In his address, the nation's top legal ombudsman said that parliamentarians were deciding increasingly less in today's Estonia.
"I am most bothered by the fact that we are increasingly getting away from the Article One of the Constitution, which says Estonia is a democracy where the highest power is vested in the people," Teder said.
"The making of important decisions is delegated to the executive branch, to parliamentary committees, persons in private law, or international organizations."
The remarks come in the context of deliberations on the European Stability Mechanism Treaty, on which Teder has solicited a ruling from the Supreme Court. Teder has said that Parliament must insist on being given decision-making power to set conditions for assistance to troubled Eurozone countries. .

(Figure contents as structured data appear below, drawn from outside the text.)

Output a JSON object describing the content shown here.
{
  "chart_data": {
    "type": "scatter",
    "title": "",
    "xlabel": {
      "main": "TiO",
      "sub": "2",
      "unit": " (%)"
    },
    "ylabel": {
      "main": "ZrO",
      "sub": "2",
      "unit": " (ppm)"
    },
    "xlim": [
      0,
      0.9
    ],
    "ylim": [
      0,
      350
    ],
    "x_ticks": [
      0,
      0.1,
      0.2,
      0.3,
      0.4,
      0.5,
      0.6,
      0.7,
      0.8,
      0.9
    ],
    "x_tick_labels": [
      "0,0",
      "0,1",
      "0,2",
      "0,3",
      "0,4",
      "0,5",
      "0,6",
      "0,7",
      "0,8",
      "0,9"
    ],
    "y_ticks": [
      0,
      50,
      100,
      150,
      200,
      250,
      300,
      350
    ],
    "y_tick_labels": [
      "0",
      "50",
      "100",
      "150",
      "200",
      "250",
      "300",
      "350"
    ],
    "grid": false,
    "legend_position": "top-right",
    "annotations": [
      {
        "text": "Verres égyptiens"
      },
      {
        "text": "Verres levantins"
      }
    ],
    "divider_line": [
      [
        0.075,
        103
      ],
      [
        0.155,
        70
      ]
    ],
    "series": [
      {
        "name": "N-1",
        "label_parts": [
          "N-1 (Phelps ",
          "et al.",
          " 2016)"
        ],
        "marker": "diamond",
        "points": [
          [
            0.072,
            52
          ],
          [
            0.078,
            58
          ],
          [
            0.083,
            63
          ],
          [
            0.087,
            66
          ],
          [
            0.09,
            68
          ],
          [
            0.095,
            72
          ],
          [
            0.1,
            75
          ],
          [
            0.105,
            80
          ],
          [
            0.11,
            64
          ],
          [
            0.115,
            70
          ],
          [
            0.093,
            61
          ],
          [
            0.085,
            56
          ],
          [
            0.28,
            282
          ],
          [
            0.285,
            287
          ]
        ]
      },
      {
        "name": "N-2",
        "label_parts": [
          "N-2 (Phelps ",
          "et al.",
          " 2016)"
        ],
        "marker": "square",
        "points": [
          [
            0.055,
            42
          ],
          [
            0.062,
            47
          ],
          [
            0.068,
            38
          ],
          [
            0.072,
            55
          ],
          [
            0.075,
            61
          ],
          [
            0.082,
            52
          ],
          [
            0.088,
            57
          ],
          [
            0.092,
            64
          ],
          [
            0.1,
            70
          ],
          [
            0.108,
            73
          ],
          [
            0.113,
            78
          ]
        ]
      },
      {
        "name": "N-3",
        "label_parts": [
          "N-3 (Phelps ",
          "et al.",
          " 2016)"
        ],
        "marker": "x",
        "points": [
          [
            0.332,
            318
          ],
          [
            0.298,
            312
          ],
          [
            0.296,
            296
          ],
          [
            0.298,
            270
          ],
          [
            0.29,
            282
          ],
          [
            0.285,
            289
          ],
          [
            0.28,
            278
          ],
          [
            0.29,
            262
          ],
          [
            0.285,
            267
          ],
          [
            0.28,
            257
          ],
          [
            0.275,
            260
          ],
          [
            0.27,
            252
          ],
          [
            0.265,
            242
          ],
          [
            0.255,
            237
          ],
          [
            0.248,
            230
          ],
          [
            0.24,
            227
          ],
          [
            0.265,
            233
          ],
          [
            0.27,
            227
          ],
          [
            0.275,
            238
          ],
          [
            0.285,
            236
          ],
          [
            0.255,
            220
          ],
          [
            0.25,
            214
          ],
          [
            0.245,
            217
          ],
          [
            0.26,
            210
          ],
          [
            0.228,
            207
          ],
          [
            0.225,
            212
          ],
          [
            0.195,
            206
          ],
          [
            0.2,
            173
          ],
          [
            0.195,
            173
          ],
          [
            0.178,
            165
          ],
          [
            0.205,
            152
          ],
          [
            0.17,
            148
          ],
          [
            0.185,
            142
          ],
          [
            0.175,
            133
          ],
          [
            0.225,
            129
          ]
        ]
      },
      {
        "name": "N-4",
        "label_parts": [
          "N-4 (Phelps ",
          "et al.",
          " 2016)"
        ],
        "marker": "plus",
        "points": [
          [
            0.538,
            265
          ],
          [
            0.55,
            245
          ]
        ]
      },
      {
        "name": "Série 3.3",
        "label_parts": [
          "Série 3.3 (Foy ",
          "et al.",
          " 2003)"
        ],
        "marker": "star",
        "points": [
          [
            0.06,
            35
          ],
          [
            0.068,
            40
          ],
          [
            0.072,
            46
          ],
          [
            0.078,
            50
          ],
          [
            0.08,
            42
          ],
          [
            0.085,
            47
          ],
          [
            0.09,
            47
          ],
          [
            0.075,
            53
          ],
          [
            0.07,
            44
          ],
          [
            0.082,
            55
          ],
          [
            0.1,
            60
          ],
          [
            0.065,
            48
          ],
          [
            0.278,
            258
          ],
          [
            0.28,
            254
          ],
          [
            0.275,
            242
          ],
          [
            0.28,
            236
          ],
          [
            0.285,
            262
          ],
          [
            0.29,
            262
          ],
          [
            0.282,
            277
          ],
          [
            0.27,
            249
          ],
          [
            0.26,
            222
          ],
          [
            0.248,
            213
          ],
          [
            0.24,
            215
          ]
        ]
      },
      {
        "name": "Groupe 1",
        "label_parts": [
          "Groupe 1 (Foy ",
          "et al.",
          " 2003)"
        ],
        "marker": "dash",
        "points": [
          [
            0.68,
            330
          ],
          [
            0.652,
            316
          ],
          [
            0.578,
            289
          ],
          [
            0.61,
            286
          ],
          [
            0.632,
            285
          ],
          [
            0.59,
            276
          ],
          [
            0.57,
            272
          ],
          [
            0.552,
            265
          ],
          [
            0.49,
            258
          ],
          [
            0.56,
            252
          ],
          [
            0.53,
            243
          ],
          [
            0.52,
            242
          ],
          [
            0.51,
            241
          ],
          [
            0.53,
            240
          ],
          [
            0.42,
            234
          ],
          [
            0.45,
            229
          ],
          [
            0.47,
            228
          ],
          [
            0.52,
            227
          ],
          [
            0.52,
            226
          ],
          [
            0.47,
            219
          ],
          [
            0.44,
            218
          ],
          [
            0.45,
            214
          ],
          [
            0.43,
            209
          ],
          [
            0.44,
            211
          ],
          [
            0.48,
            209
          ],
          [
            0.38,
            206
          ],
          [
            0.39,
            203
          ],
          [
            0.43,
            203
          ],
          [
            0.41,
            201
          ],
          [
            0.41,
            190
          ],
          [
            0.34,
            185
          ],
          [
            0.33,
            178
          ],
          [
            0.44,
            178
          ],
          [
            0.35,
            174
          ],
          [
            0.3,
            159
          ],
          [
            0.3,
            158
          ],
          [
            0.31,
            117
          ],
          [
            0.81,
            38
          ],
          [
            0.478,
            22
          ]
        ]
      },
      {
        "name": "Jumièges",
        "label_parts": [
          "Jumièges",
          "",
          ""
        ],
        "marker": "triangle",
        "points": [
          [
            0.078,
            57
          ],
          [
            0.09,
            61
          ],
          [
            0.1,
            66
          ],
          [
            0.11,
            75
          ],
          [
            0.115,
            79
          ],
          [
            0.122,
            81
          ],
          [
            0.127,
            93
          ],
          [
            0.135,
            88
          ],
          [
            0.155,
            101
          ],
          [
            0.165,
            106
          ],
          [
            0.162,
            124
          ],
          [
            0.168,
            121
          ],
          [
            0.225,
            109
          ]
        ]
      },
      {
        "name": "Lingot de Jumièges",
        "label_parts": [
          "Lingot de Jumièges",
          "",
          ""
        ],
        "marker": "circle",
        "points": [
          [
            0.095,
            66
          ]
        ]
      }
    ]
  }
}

"It is not enough for Parliament to decide that Estonia is 'irrevocably and unconditionally' ready to place more than a billion euros into the European rescue plan if it leaves it up to a committee or even a body outside Estonia to agree on the exact conditions for the bailout," he said today.
"Parliament and the executive branch must certainly not steamroll the people and the Constitution with the slogan that we would be stranded without allies if we followed democratic processes," said Teder.
He recalled the case of the privatization of Narva Power Plants, where, he argued, some had spread the claim that Estonia would not get into NATO or the EU if did not unconditionally accept a certain arrangement for privatization.
"What message do we send about our country by doing so? Does it not recall a hysterical partner who is desperately afraid of a relationship ending and is prepared to sacrifice everything?" said Teder.
In the case of the ESM Treaty, Teder has solicited a decision from the Supreme Court on whether the conditions for approving emergency bailouts are constitutional.